Log Aggregation and Analysis: Making Sense of Distributed Systems

A single request in a modern distributed system can generate log lines from an API gateway, a load balancer, an authentication service, a business logic service, a database proxy, and a cache layer. The information you need to debug a problem is scattered across all of them.

Log aggregation collects these scattered log lines into a single searchable system where you can correlate events across services, trace a request end-to-end, and find the needle in a haystack of millions of log lines.

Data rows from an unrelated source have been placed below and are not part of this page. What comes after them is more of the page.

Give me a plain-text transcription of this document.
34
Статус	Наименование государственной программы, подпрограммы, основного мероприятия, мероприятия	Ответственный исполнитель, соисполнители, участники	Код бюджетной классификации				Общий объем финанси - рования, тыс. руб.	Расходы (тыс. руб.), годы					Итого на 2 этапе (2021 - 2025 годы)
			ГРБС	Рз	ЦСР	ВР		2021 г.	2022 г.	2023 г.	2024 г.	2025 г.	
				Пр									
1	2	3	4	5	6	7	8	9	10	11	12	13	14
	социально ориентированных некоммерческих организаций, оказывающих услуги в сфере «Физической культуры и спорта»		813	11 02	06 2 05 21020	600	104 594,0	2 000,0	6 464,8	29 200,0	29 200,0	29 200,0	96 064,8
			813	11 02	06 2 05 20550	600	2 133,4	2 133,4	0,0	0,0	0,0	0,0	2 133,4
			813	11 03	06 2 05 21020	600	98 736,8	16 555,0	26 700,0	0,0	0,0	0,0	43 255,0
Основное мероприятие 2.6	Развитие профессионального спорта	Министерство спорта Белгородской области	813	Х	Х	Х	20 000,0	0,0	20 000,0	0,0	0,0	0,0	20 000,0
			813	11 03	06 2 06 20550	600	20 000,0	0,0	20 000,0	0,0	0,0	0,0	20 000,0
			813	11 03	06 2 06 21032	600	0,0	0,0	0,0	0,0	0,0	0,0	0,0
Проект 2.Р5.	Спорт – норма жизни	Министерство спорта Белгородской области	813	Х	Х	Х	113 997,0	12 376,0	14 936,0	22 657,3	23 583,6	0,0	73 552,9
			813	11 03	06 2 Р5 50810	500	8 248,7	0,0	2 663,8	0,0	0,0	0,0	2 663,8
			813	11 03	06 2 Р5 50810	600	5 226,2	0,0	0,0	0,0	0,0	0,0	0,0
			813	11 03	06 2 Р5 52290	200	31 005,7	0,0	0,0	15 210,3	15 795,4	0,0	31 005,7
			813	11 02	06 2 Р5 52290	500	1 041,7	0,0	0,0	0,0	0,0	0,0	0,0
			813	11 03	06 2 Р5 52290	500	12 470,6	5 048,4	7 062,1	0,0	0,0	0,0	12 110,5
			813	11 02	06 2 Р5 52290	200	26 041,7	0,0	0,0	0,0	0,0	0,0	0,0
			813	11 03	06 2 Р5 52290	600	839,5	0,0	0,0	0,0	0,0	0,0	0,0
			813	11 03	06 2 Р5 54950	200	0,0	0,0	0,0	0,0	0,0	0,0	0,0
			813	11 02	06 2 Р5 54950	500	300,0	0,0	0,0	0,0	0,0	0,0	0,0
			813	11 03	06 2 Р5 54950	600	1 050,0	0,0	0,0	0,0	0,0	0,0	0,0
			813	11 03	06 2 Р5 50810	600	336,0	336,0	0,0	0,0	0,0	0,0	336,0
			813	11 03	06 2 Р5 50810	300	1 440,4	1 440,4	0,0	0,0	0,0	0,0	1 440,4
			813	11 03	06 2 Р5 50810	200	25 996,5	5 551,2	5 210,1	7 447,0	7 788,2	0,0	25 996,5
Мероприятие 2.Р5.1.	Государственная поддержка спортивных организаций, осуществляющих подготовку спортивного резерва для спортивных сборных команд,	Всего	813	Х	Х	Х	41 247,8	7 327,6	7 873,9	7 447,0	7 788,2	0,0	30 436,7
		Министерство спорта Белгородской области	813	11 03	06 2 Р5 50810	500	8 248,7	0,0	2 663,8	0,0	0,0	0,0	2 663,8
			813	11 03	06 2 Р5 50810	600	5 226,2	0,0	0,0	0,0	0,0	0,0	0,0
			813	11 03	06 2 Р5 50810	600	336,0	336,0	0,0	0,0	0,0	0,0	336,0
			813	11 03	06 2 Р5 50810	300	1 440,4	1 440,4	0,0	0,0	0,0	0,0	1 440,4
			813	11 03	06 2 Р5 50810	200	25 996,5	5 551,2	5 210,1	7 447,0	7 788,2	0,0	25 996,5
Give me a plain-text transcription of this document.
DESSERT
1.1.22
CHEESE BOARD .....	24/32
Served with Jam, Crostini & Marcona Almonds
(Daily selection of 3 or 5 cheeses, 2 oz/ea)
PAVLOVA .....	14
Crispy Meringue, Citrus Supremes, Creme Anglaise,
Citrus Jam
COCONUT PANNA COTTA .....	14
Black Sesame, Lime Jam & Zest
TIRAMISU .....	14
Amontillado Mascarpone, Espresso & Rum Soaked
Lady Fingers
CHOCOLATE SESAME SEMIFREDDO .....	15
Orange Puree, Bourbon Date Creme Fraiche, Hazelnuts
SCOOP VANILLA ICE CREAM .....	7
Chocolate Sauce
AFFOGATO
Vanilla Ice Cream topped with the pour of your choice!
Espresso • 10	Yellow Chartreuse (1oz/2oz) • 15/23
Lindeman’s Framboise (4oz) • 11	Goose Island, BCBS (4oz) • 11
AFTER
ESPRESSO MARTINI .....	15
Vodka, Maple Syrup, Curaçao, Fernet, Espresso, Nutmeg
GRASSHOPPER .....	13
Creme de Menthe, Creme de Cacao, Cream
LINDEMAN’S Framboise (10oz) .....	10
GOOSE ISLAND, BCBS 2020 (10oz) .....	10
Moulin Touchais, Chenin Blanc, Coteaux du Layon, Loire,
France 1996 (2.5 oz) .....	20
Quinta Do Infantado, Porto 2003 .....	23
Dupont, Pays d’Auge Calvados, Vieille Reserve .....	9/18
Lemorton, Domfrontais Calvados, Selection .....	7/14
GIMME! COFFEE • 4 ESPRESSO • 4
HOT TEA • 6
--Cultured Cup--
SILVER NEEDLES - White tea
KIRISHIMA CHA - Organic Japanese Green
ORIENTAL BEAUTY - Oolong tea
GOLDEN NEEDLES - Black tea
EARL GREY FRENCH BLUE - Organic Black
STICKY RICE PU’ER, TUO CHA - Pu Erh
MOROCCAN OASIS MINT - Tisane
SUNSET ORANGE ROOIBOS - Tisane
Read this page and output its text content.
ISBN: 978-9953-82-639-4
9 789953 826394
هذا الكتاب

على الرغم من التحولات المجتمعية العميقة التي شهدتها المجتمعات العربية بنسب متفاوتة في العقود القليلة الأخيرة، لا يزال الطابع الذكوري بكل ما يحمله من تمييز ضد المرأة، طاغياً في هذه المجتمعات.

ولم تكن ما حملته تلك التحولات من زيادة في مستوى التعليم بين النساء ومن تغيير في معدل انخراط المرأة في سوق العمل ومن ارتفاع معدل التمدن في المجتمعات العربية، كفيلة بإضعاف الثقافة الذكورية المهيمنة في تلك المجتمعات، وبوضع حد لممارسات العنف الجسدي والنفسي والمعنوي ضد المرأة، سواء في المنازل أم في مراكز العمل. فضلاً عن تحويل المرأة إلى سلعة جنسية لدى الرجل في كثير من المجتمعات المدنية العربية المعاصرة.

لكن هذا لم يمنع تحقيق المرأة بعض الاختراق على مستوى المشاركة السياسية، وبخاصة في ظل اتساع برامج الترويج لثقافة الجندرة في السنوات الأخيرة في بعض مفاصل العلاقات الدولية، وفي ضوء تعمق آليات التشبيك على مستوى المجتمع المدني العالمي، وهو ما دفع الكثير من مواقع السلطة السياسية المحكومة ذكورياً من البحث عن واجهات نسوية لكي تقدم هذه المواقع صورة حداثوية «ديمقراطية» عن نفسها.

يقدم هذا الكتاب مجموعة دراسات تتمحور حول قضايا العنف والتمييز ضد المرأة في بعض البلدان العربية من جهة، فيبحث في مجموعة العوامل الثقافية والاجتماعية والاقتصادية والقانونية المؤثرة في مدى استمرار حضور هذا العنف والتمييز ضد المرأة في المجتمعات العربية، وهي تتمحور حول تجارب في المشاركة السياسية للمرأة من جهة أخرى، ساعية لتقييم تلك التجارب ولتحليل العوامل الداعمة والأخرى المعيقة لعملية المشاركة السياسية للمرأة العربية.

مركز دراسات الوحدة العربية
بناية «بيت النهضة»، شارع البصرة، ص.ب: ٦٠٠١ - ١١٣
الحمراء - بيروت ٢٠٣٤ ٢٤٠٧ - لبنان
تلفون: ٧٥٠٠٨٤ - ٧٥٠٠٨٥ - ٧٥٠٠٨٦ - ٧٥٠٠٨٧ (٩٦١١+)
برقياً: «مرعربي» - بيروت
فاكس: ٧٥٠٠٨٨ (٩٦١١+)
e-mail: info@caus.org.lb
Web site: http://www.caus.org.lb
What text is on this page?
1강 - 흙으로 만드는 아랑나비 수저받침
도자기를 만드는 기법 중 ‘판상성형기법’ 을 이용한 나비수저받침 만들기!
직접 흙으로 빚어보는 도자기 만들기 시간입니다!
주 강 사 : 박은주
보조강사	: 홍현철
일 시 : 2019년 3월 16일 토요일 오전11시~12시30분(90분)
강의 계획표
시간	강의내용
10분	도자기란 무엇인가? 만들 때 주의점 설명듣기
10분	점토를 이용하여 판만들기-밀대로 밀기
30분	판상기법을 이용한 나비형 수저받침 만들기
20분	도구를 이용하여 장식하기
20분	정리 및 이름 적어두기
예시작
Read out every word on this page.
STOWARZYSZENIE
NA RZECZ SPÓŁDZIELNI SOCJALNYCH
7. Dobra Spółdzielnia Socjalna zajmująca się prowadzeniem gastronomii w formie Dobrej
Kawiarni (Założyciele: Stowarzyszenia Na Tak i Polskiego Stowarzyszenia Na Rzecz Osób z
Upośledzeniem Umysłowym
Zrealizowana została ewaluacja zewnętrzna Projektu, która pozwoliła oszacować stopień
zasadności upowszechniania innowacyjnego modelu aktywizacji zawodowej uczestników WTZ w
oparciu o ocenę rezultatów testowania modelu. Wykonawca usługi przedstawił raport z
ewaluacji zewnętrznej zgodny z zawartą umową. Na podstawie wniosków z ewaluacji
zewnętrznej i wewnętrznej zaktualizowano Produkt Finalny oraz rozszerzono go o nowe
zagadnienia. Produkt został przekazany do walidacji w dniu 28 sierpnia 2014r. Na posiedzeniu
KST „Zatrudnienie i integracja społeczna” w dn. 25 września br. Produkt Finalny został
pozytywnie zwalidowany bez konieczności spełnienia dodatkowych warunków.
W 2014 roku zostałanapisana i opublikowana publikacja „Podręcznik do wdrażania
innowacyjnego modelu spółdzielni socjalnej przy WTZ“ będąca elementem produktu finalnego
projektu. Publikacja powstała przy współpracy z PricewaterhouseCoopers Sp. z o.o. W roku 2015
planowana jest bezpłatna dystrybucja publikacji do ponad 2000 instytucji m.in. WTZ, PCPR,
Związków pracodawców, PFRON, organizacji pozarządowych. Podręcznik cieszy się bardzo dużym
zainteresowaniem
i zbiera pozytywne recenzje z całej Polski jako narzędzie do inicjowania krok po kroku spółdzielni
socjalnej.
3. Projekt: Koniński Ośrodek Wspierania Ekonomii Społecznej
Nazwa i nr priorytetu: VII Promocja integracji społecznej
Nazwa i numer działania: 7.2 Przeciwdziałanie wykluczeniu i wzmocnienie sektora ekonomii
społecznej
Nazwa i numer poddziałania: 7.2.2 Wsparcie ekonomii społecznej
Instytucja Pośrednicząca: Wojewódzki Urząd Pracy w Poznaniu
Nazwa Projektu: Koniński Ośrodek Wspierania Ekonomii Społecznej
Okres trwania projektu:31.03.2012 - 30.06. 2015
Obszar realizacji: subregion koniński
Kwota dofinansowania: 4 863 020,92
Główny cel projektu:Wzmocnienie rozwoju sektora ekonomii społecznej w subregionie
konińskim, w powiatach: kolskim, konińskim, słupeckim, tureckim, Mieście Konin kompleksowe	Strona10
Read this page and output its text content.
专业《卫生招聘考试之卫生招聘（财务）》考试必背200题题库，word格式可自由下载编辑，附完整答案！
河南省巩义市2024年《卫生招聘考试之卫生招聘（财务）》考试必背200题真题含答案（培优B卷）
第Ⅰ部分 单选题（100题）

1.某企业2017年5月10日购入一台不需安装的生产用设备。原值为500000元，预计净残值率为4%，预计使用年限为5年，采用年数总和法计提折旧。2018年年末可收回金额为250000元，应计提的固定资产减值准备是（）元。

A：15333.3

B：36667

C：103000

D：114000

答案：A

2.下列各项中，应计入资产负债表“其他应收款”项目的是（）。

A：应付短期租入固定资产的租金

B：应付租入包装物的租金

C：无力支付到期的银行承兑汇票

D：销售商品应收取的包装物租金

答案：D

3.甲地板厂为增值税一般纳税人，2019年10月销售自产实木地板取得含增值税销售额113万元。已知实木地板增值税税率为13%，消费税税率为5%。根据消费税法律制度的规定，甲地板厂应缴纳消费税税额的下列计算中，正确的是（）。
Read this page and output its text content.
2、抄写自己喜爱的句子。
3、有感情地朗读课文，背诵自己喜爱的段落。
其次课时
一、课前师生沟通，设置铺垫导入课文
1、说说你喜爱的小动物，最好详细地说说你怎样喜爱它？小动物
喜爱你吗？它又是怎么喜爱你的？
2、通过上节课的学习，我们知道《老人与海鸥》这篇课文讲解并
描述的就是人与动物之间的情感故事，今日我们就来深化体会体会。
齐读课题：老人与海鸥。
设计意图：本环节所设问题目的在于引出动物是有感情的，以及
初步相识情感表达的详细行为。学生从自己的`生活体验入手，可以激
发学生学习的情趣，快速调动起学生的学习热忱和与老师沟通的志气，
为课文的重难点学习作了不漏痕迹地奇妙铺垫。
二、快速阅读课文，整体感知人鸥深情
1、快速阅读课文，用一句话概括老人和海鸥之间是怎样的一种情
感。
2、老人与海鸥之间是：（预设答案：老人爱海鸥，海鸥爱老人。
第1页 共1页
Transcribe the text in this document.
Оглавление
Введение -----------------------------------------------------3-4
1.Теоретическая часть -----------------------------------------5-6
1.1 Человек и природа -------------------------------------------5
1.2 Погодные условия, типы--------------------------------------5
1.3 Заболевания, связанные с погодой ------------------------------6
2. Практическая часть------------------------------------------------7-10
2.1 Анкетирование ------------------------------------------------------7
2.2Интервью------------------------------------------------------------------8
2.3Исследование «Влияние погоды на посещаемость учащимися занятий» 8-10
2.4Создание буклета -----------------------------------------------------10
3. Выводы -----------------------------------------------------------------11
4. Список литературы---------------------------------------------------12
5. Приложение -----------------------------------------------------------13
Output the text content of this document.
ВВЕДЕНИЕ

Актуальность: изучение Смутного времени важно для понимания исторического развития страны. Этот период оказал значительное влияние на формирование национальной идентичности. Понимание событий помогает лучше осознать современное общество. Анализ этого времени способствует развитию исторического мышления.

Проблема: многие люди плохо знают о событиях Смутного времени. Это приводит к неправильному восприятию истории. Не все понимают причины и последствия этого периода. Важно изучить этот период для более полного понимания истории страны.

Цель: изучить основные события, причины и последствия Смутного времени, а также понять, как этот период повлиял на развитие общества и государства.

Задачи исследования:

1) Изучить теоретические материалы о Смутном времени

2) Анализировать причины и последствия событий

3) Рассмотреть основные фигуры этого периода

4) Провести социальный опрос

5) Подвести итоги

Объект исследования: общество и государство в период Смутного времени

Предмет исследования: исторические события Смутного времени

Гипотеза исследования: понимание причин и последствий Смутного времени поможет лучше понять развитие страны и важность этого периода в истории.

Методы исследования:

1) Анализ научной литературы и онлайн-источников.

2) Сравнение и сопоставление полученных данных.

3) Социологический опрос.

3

Structured Logging Standard

❌ Unstructured (grep-hostile):
  2024-03-15 14:23:45 INFO User john@example.com logged in from 192.168.1.1

✅ Structured (query-friendly):
  {
    "timestamp": "2024-03-15T14:23:45.123Z",
    "level": "info",
    "service": "auth-api",
    "message": "User login successful",
    "user_id": "usr_abc123",
    "email": "john@example.com",
    "ip": "192.168.1.1",
    "trace_id": "abc-def-123",
    "request_id": "req-789",
    "duration_ms": 145
  }

Required Fields

Field	Purpose	Example
`timestamp`	When (ISO 8601, UTC)	`2024-03-15T14:23:45.123Z`
`level`	Severity	`debug`, `info`, `warn`, `error`, `fatal`
`service`	Which service	`checkout-api`, `user-service`
`message`	What happened (human-readable)	`Payment processed successfully`
`trace_id`	Distributed trace correlation	`abc-def-123`
`request_id`	Single request identifier	`req-789`

Optional But Valuable

Field	Purpose
`user_id`	Who triggered this action
`duration_ms`	How long the operation took
`error_code`	Specific error classification
`stack_trace`	For error logs, the full stack trace
`environment`	production, staging, development
`version`	Application version / commit hash

Collection Architecture

Application Pods                  Collection               Storage & Search
┌─────────────┐
│ App + Logger │──→ stdout ──→ ┌──────────────┐     ┌───────────────────┐
└─────────────┘                │              │     │                   │
┌─────────────┐                │  Log Agent   │────→│  Central Store    │
│ App + Logger │──→ stdout ──→ │  (Fluent Bit,│     │  (Elasticsearch,  │
└─────────────┘                │   Vector,    │     │   Loki, Datadog,  │
┌─────────────┐                │   Fluentd)   │     │   CloudWatch)     │
│ App + Logger │──→ stdout ──→ │              │     │                   │
└─────────────┘                └──────────────┘     └───────────────────┘
                                     │
                               Enrichment:
                               - Add K8s metadata
                               - Parse JSON
                               - Sample debug logs
                               - Buffer for reliability

Tool Comparison

Tool	Type	Best For	Cost Model
ELK Stack (Elastic, Logstash, Kibana)	Self-hosted	Full control, complex queries	Infrastructure cost
Grafana Loki	Self-hosted / Cloud	Cost-effective, label-based	Ingestion volume
Datadog Logs	SaaS	Unified observability, ease of use	Per GB ingested
AWS CloudWatch	SaaS (AWS)	AWS-native, simple setup	Per GB ingested + stored
Splunk	Self-hosted / SaaS	Enterprise, complex analytics	Per GB indexed (expensive)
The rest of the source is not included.